Sunday, March 24, 2013

Six Days a Week


Article I, Section 8 of the Constitution gives the Congress the power “...to establish Post Offices and post Roads.”  The Constitution doesn’t mention the F.B.I. or the C.I.A. or the I.R.S., but it actually mentions the Post Office.

Today Linda and I attended a rally at the Lackawanna County Courthouse in Scranton to support the letter carriers in their effort to keep post offices open six days a week.  The U.S. Postal Service, which has been losing money, has proposed ending Saturday service.

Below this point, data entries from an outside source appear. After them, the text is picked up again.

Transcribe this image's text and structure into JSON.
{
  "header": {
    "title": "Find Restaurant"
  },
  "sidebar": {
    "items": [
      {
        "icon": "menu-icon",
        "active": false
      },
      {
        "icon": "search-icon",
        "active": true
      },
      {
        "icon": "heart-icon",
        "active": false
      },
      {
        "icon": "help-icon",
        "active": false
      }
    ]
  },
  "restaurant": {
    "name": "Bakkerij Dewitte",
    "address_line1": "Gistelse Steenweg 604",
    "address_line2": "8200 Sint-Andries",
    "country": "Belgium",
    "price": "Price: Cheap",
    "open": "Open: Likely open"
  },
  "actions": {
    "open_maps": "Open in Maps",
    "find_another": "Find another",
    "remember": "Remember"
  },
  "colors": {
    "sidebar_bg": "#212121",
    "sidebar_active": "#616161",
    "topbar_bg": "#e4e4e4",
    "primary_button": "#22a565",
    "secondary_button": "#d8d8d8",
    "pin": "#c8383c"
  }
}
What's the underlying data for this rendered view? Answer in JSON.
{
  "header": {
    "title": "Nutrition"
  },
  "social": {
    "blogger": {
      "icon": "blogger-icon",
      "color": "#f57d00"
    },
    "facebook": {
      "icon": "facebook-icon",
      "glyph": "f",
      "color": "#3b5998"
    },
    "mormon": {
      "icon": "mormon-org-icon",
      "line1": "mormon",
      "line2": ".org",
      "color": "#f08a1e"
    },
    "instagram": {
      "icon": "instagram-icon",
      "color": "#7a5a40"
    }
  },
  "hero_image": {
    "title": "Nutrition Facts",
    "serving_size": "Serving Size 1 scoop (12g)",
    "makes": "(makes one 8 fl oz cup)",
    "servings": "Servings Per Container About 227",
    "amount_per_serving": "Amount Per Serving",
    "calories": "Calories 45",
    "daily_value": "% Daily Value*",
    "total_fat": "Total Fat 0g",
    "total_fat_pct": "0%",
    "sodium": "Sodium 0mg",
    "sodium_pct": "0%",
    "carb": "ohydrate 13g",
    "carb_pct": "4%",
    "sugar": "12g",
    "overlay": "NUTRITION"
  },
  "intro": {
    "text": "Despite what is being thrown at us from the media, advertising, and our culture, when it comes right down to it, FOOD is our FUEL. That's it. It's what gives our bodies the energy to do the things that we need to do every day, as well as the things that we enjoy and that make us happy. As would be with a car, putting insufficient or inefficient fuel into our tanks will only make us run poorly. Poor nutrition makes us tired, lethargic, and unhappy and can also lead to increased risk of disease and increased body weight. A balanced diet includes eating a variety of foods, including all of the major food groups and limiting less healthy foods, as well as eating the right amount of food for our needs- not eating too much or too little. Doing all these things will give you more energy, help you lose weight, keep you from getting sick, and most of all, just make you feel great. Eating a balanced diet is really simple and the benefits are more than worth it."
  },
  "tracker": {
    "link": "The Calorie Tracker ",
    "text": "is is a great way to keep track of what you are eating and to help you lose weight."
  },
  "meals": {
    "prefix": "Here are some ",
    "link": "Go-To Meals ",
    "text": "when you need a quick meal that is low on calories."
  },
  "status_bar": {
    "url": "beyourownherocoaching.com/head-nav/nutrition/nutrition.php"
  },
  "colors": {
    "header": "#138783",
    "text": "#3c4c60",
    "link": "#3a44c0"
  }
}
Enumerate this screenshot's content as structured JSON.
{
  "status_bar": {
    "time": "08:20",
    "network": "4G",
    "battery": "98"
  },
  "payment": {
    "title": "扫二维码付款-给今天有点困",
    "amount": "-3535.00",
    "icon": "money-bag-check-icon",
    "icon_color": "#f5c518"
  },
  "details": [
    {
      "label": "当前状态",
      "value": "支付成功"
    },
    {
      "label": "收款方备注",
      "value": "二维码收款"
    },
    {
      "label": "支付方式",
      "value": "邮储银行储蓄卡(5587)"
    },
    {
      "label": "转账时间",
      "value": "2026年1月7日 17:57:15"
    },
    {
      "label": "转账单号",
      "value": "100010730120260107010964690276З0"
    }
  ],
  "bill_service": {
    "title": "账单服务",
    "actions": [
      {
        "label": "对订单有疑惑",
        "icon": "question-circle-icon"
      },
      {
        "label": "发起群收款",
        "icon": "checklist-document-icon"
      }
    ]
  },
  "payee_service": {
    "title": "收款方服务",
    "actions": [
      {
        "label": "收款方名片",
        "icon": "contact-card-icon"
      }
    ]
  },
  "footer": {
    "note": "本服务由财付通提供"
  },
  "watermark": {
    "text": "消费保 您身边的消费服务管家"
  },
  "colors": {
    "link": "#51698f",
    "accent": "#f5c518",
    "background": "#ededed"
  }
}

The reasons the U.S.P.S. is losing money are many.  It is in competition with the internet.  (When’s the last time you wrote a letter?) It serves rural areas where few people live.  It must deliver a piece of paper from Florida to Alaska in three days for half a buck.  It provides a service that in most countries is not expected to make money--that’s why it’s a government service.  But the main reason it is in the red is because it has been required to fund pensions many years into the future--something no other federal agency is required to do.

When have you heard of a business in trouble deciding the way to regain profitability was to reduce service to its customers?  

Finally, guess which business in the U.S. employs the most U.S. veterans?  Not Wal-Mart.  Not Starbucks.  It’s the United States Postal Service.